Frida Kahlo - Selbstbildnis mit Dornenhalsband von 1940.

In der Kunsthalle Schirn in Frankfurt läuft bis 24.Mai die Ausstellung mit dem Titel „Fantastische Frauen“. Der Untertitel lautet: „Surreale Welten von Meret Oppenheim bis Frida Kahlo“. Mit der Einreihung Kahlos in den Kreis der Surrealisten setzt Schirn nun eine Legende fort, die ein enger Bezug zwischen der Kunst Kahlos und Surrealismus herstellt. Tatsächlich gibt es kaum eine Biografie oder einen Bericht, in dem Kahlo nicht mit dem Surrealismus in Verbindung gebracht wird.

Diese Legende geht wohl auf die Äußerung von dem Wortführer der surrealistischen Bewegung André Breton zurück. Als er im April 1938 anlässlich einer Vortragsreise in Mexiko Frida Kahlo kennenlernte, war er von ihren Werken, derart fasziniert, dass er sie überschwänglich zur Surrealistin kürte. Die Vereinnahmung durch Breton wurde von vielen kritiklos übernommen und über Jahrzehnte bis heute weitergetragen.

 Kahlo selbst sah sich absolut nicht als Surrealistin. Denn es ging ihr stets um die Darstellung ihrer eigenen Wirklichkeit und nicht die Welt aus Unbewusstem und Traum: «Man hielt mich für eine Surrealistin. Das ist nicht richtig. Ich habe niemals Träume gemalt. Was ich dargestellt habe, war meine Wirklichkeit.» Sie wehrte sich vehement gegen Vereinnahmungsversuche durch Pariser Surrealisten, die sie 1939 anlässlich der Ausstellung „Mexique“ in Paris kennen gelernt hatte. Wie aus ihren einigen Bemerkungen hervorgeht, hegte sie eine tiefe Abneigung gegen Surrealisten und hielt sie sie auf Distanz. Vor allem die Lebensweise dieser „schäbigen Pariser Künstler war ihr geradezu verhasst. „Sie sitzen stundenlang in ihren Cafés‘, wärmen ihre feinen Ärsche und quatschen ununterbrochen über Kultur‘, Kunst‚ Revolution und so weiter, und so fort.
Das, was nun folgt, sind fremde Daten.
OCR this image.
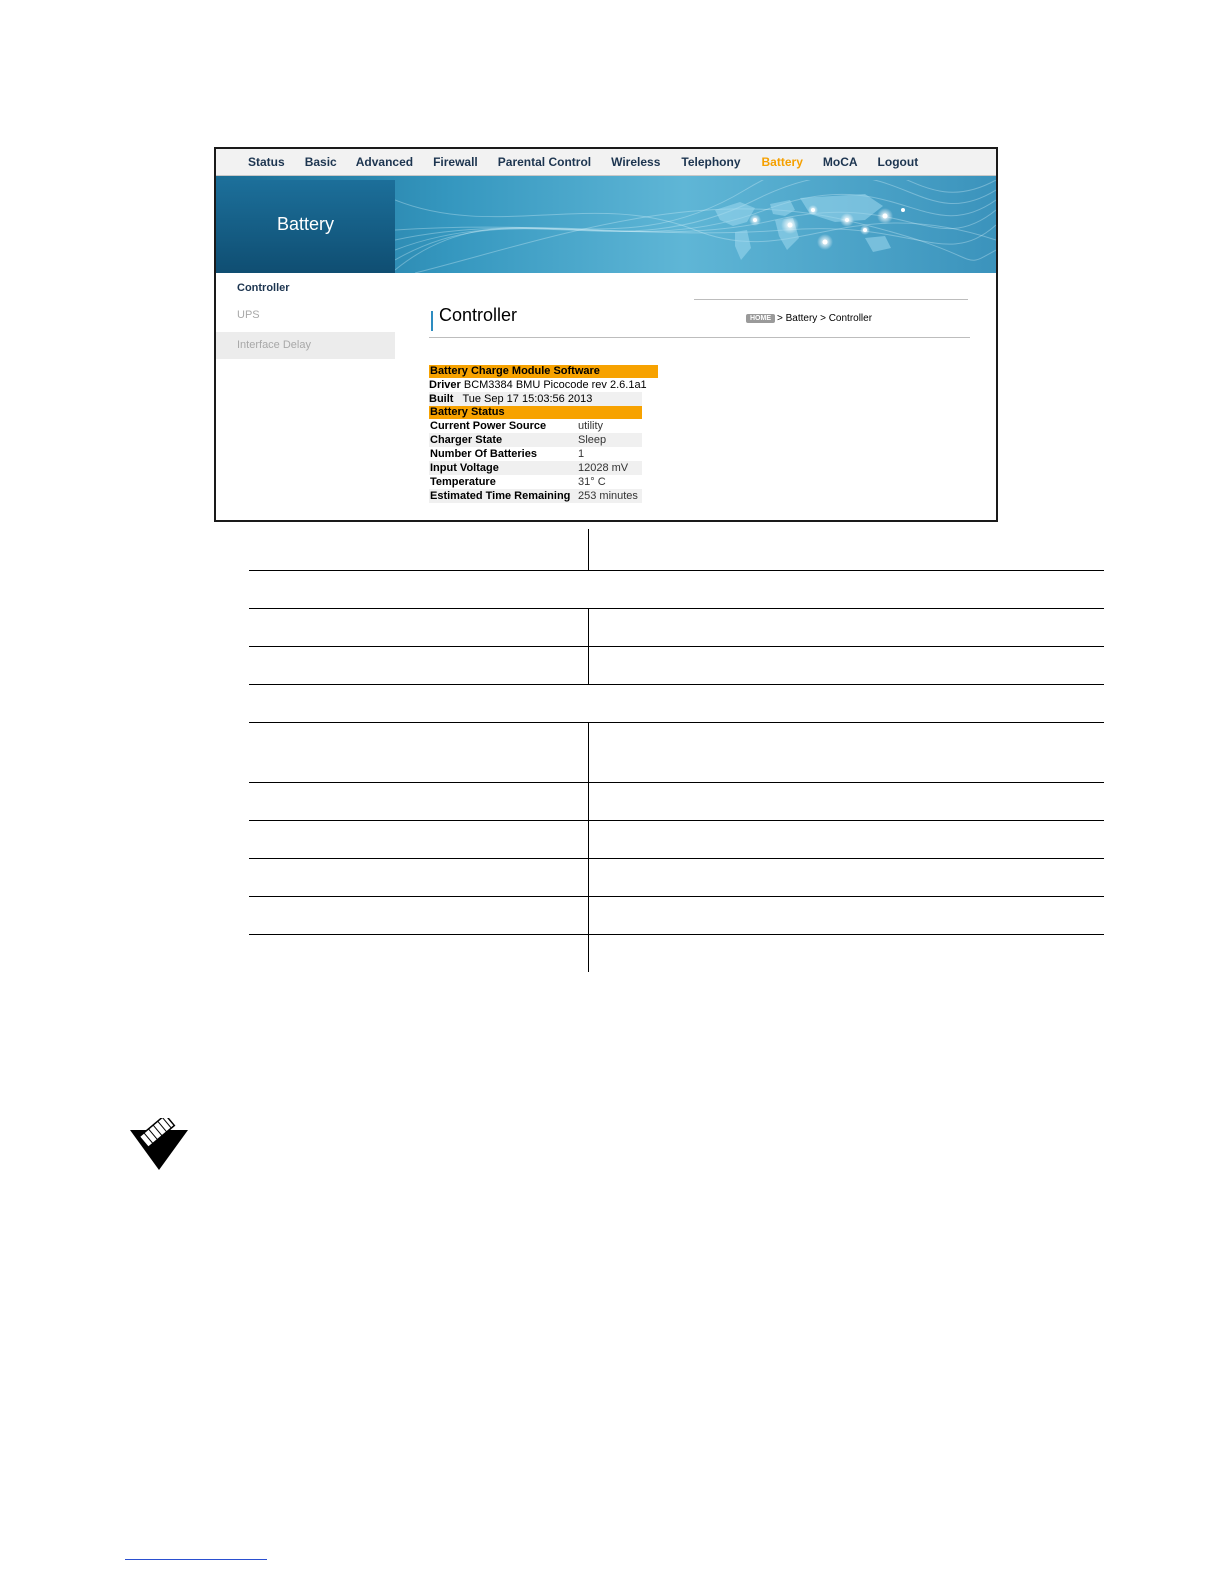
Status Basic Advanced Firewall Parental Control Wireless Telephony Battery MoCA Logout
Battery
Controller
UPS
Interface Delay
Controller	HOME > Battery > Controller
Battery Charge Module Software
Driver BCM3384 BMU Picocode rev 2.6.1a1
Built Tue Sep 17 15:03:56 2013
Battery Status
Current Power Source	utility
Charger State	Sleep
Number Of Batteries	1
Input Voltage	12028 mV
Temperature	31° C
Estimated Time Remaining 253 minutes
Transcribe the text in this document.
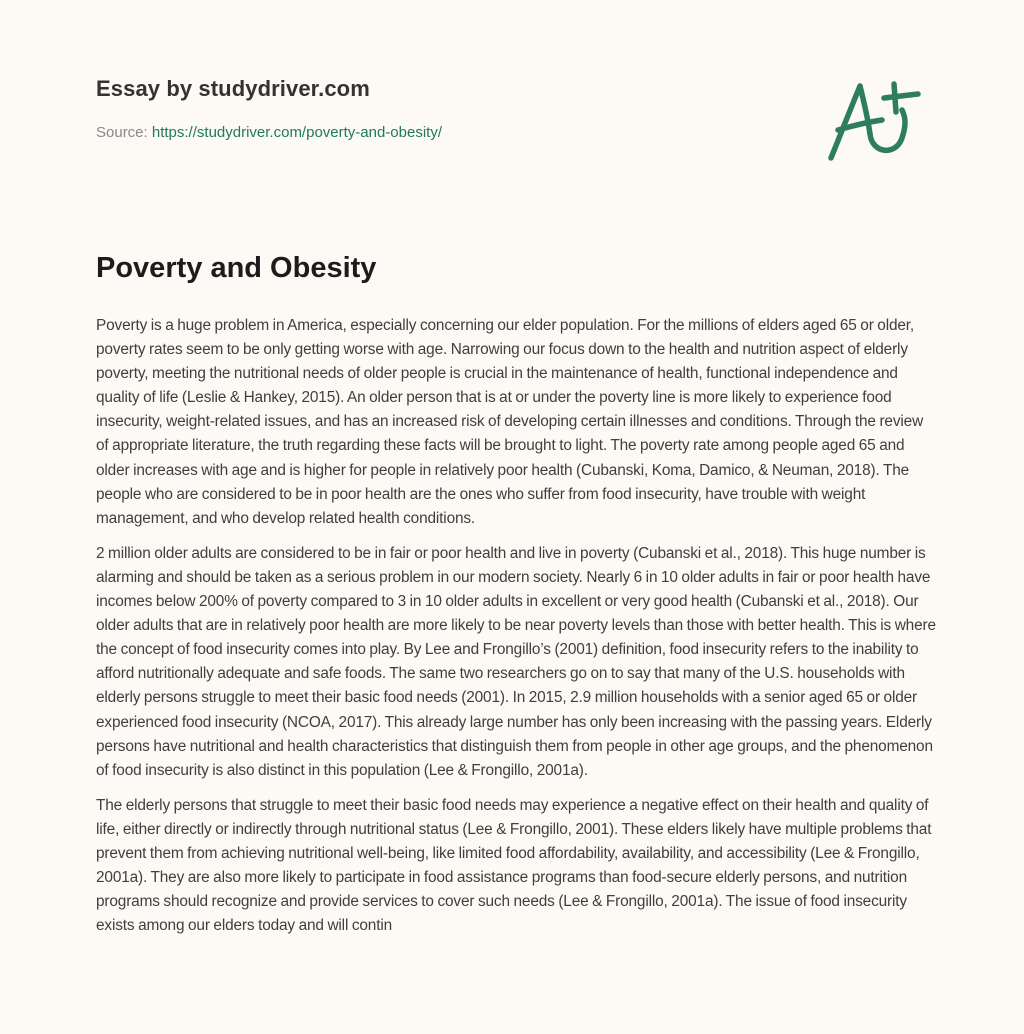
Essay by studydriver.com
Source: https://studydriver.com/poverty-and-obesity/
Poverty and Obesity

Poverty is a huge problem in America, especially concerning our elder population. For the millions of elders aged 65 or older, poverty rates seem to be only getting worse with age. Narrowing our focus down to the health and nutrition aspect of elderly poverty, meeting the nutritional needs of older people is crucial in the maintenance of health, functional independence and quality of life (Leslie & Hankey, 2015). An older person that is at or under the poverty line is more likely to experience food insecurity, weight-related issues, and has an increased risk of developing certain illnesses and conditions. Through the review of appropriate literature, the truth regarding these facts will be brought to light. The poverty rate among people aged 65 and older increases with age and is higher for people in relatively poor health (Cubanski, Koma, Damico, & Neuman, 2018). The people who are considered to be in poor health are the ones who suffer from food insecurity, have trouble with weight management, and who develop related health conditions.

2 million older adults are considered to be in fair or poor health and live in poverty (Cubanski et al., 2018). This huge number is alarming and should be taken as a serious problem in our modern society. Nearly 6 in 10 older adults in fair or poor health have incomes below 200% of poverty compared to 3 in 10 older adults in excellent or very good health (Cubanski et al., 2018). Our older adults that are in relatively poor health are more likely to be near poverty levels than those with better health. This is where the concept of food insecurity comes into play. By Lee and Frongillo’s (2001) definition, food insecurity refers to the inability to afford nutritionally adequate and safe foods. The same two researchers go on to say that many of the U.S. households with elderly persons struggle to meet their basic food needs (2001). In 2015, 2.9 million households with a senior aged 65 or older experienced food insecurity (NCOA, 2017). This already large number has only been increasing with the passing years. Elderly persons have nutritional and health characteristics that distinguish them from people in other age groups, and the phenomenon of food insecurity is also distinct in this population (Lee & Frongillo, 2001a).

The elderly persons that struggle to meet their basic food needs may experience a negative effect on their health and quality of life, either directly or indirectly through nutritional status (Lee & Frongillo, 2001). These elders likely have multiple problems that prevent them from achieving nutritional well-being, like limited food affordability, availability, and accessibility (Lee & Frongillo, 2001a). They are also more likely to participate in food assistance programs than food-secure elderly persons, and nutrition programs should recognize and provide services to cover such needs (Lee & Frongillo, 2001a). The issue of food insecurity exists among our elders today and will contin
Sie halten sich für Gott, phantasieren den aberwitzigsten Unsinn zusammen und verpesten die Luft mit immer neuen Theorien, die nie Wirklichkeit werden.“ schrieb sie 1939 aus Paris ihrem Freund Nickolas Murray. Sie nannte Breton  „erbärmliche Kakerlake“.

Tatsächlich war ihre Kunst auf die Wirklichkeit gerichtet, wenn auch ihre eigene, gelebte Wirklichkeit, geprägt durch körperliches Leiden und seelische Qualen, schonungslos und unmittelbar. Über ihre Malerei urteilte sie selbst: „Da meine Themen stets um meine Empfindungen, meinen Seelenzustand und die tiefsten Reaktionen kreisen, die das Leben in mir hervorrief, habe ich all dies oft in Selbstbildnissen umgesetzt. Sie waren der ehrlichste und wahrhaftigste Ausdruck dessen, was ich in mir und vor mir selbst empfand.“

Auch wenn manche ihrer realistischen Bilder durch Stilisierung und Überzeichnung dem Realen eine surrealistische Wirkung verliehen, hat Ihre Kunst keinen unmittelbaren Bezug auf den europäischen Surrealismus, der als Revolte gegen die etablierte Ordnung in Frankreich und die vorherrschenden künstlerischen Normen entstand. Ihr war der ideologische Anspruch der Surrealisten fremd. So bemerkt die Kahlo-Kennerin Andrea Kettenmann: “Wenn auch viele ihrer Arbeiten phantastisch-surrealistische Elemente enthalten, so sind sie dennoch nicht als surrealistisch zu bezeichnen, denn keine von ihnen löste sie sich völlig von der Wirklichkeit.“

Die eventuellen Parallelen zwischen Surrealismus und ihrer Kunst sind rein zufällig. Ihre ikonografischen Einfälle haben wenig mit Surrealismus gemein. Weder das Über-und Unwirkliche, das Unbewusste oder das Zufällige das Absurde, noch das Irrationale, das Rauschhafte, das Traumhafte, Visionäre des Surrealismus waren die Quellen ihrer Kreativität. Sie schuf ihre Bilder intellektuell gesteuert, sorgsam durchdacht und kontrolliert. Spontaneität und Improvisation waren ihr fremd. Nichts war dem Zufall überlassen. Selbst ihre grotesk-fantastischen, schonungslosen Darstellungen haben eine strenge Logik. Auch die von Surrealisten bevorzugten Praktiken wie die Herbeiführung paranoisch -halluzinatorischer Zustände unter Einwirkung der Drogen, visionäre Erlebnisse, Technik des psychischen Automatismus, waren ihr nicht geläufig. Collage, Frottage und Grattage waren ihre Sache nicht.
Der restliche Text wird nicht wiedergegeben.